Both of our patients died; however, our first patient died due to infectious complications and not due to obstructive shock itself. As appropriately described in literature, our first patient had surgical embolectomy and survived from acute problem of right heart thrombus (RHT), while in the second case, there was not enough time before patient deteriorated and died. This feature describes the importance of early diagnosis and aggressive treatment of RHT. In current era, many bedside echocardiographs are performed not only by cardiology team but also by emergency and internal medicine house staff; recognition of RHT and its aggressive treatment is crucial.
Right heart thrombi occur in about 4% of pulmonary embolism (PE) [1]. They result either from dislodging clot from deep venous thrombosis, or form in situ mostly due to atrial fibrillation. They can also be associated with intracardiac foreign bodies such as pacemakers and prosthetic valves.
Mortality rate in patients with RHT is about 28%, with mortality rates in untreated patients of 80–100%. In contrast, the in-hospital mortality rate for acute pulmonary embolism (PE) is about 2.5% [1]. Patients with RHT have shorter duration of symptoms, lower systolic blood pressure, more frequent right ventricular hypokinesis and congestive heart failure [2].
Three major types of right heart thrombus can be distinguished on echocardiography [2]: type A is most common, is usually the result of deep venous thrombosis and has the highest risk of embolization. It is elongated, with a worm-like appearance and is freely mobile within the heart chambers. Type B thrombus is thought to originate within the atrium or ventricle, and is firmly attached to the chamber wall and ovoid shape. Type C thrombi are rare, highly mobile and resembling cardiac myxomas. Transesophageal echocardiography (TEE) provides better visualization of the thrombus and should be considered when TTE is suboptimal or non-diagnostic [3]; it can localize thrombus in pulmonary artery or lodged in patent foramen ovale.
Both of our patients had type A thrombus. In addition, both of our patients had signs of severe right ventricular pressure overload. Akinesis of mid-free wall of the right ventricle and normal motion of apex such as in our second patient (McConnell’s sign) is particularly suggestive of PE [4].

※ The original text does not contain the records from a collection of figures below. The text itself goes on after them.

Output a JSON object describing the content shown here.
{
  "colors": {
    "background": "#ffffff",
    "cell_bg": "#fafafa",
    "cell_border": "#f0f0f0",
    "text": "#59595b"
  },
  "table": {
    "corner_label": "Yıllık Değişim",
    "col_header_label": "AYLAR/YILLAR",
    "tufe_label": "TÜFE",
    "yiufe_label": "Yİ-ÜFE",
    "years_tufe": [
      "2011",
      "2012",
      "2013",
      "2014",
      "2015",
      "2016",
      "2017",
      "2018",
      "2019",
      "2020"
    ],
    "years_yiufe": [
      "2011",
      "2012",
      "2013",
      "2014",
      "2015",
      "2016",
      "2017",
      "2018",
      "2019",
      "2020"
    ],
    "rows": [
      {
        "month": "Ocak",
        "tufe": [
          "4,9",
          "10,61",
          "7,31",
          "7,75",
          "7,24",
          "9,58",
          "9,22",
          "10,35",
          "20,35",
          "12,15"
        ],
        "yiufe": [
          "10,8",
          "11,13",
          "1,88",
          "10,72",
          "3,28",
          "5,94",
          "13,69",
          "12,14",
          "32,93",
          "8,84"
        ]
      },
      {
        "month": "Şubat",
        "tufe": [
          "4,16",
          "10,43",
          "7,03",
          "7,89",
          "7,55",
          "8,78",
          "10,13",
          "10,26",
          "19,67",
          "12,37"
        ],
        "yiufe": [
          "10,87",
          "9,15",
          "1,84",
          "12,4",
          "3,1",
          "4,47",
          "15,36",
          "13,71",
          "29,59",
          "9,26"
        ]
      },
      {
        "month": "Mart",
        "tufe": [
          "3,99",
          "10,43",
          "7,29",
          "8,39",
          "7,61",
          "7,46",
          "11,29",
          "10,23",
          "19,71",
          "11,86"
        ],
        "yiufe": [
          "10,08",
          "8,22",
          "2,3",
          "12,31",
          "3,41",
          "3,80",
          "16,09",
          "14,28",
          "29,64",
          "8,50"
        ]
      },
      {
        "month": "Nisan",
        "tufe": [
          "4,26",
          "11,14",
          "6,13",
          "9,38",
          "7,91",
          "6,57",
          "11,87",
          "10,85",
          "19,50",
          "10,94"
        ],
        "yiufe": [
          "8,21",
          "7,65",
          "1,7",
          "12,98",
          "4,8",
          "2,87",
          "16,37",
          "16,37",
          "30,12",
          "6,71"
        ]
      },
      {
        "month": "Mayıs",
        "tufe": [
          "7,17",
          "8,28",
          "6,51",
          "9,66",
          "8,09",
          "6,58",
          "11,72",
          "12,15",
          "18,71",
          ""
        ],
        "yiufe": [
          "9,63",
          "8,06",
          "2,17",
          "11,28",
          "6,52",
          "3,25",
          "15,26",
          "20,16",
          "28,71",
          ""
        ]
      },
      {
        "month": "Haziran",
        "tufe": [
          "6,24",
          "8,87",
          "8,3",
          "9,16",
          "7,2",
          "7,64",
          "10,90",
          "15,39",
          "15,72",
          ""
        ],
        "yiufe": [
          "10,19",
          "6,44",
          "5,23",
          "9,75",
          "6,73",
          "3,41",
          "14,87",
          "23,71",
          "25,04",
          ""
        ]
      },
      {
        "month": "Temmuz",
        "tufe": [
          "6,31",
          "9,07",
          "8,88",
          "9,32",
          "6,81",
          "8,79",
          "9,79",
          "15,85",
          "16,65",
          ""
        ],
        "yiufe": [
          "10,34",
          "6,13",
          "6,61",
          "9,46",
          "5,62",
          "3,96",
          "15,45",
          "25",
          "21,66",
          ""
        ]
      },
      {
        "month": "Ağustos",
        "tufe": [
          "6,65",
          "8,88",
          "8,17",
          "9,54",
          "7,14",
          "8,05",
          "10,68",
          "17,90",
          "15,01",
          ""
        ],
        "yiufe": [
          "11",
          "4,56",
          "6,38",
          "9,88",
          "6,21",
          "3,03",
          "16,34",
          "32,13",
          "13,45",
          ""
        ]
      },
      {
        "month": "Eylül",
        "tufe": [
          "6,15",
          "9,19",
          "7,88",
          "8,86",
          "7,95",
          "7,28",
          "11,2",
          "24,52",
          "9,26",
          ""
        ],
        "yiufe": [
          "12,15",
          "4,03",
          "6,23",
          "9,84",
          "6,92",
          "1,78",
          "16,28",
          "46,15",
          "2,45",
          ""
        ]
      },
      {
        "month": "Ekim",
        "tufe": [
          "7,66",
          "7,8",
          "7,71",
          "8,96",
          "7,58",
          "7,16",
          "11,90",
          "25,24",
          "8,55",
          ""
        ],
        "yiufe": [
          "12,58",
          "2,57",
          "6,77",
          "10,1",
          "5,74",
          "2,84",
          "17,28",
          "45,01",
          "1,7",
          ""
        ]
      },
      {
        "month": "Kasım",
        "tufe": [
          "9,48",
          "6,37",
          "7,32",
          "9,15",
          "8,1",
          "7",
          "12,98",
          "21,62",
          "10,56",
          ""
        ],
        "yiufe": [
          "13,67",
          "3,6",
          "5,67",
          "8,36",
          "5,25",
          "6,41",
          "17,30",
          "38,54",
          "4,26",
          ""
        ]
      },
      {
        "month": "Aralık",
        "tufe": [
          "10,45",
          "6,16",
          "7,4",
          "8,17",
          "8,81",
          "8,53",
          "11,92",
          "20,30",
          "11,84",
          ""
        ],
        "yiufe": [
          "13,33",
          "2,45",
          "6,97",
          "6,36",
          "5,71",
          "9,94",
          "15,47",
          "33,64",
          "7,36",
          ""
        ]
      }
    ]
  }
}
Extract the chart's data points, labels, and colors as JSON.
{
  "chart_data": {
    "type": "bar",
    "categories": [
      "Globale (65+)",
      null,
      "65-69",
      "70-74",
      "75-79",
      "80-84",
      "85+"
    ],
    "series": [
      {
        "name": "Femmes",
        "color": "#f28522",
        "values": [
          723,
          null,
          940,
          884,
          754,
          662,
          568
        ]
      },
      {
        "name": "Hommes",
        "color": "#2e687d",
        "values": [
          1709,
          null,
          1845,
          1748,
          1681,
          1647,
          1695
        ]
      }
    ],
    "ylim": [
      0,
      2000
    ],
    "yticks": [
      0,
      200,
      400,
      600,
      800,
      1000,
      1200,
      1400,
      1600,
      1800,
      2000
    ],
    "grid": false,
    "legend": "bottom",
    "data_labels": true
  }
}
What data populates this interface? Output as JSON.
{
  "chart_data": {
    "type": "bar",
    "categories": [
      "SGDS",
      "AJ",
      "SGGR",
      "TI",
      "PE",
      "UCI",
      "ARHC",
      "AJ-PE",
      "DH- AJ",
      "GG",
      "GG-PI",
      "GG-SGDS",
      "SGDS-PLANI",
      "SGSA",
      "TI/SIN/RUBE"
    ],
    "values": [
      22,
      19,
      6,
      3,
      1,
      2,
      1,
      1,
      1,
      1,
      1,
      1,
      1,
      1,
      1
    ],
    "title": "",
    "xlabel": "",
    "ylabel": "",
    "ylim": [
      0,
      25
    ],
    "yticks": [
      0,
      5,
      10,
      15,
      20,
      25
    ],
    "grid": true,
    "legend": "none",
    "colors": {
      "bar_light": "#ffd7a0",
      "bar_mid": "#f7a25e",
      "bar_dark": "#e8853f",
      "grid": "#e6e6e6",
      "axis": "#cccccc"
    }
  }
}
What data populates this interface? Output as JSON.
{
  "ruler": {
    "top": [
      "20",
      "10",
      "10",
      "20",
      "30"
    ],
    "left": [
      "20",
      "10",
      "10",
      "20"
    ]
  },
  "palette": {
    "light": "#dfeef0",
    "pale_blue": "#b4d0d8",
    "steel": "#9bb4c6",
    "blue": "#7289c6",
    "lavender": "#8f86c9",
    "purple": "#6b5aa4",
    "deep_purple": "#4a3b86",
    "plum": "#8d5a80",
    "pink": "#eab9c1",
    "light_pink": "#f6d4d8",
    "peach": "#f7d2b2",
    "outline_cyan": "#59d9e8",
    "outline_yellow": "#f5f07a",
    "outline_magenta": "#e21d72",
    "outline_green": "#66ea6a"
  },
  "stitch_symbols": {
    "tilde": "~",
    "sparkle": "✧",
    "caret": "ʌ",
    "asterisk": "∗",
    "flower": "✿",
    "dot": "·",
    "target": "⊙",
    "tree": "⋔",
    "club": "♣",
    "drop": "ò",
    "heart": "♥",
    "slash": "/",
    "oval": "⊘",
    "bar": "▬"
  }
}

Treatment modalities for RHT include anticoagulation therapy, systemic thrombolysis and surgical embolectomy. Optimal therapeutic approach is still subject of discussion as no randomized controlled trials have directly compared the treatment methods. In a meta-analysis of 119 patients by Kinney from 1989, there was a small survival benefit with anticoagulation (70%) when compared to surgical embolectomy or thrombolysis (62%) [5]. However, not all patients had a pulmonary embolism in the study. A multicenter observational European study from the same year reported a markedly lower mortality with surgical embolectomy (27%) as compared to anticoagulation (>60%) [2]. A meta-analysis by Rose from 2002 of 177 patients with RHT demonstrated a superiority of thrombolytic therapy over surgical embolectomy (OR for mortality: 2.83, 95% CI 1.04–7.69) and anticoagulation (OR for mortality: 3.03, 95% CI 1.02–3.125) [6]. These results were confirmed by the largest meta-analysis to date by Ganesh et al. from 2015 that evaluated total 328 patients. In this meta-analysis, 70 patients received anticoagulation, 122 patients received thrombolysis and 120 patients had surgical embolectomy. Mortality rates were 37.1, 18.3 and 13.9%, respectively. After adjusting for age and hemodynamic status, the OR for survival was 4.83 (95% CI 1.51–15.36) with thrombolysis and 2.61 (95% CI 0.90–7.58) with surgical embolectomy [7]. Data on catheter-based interventions are scarce.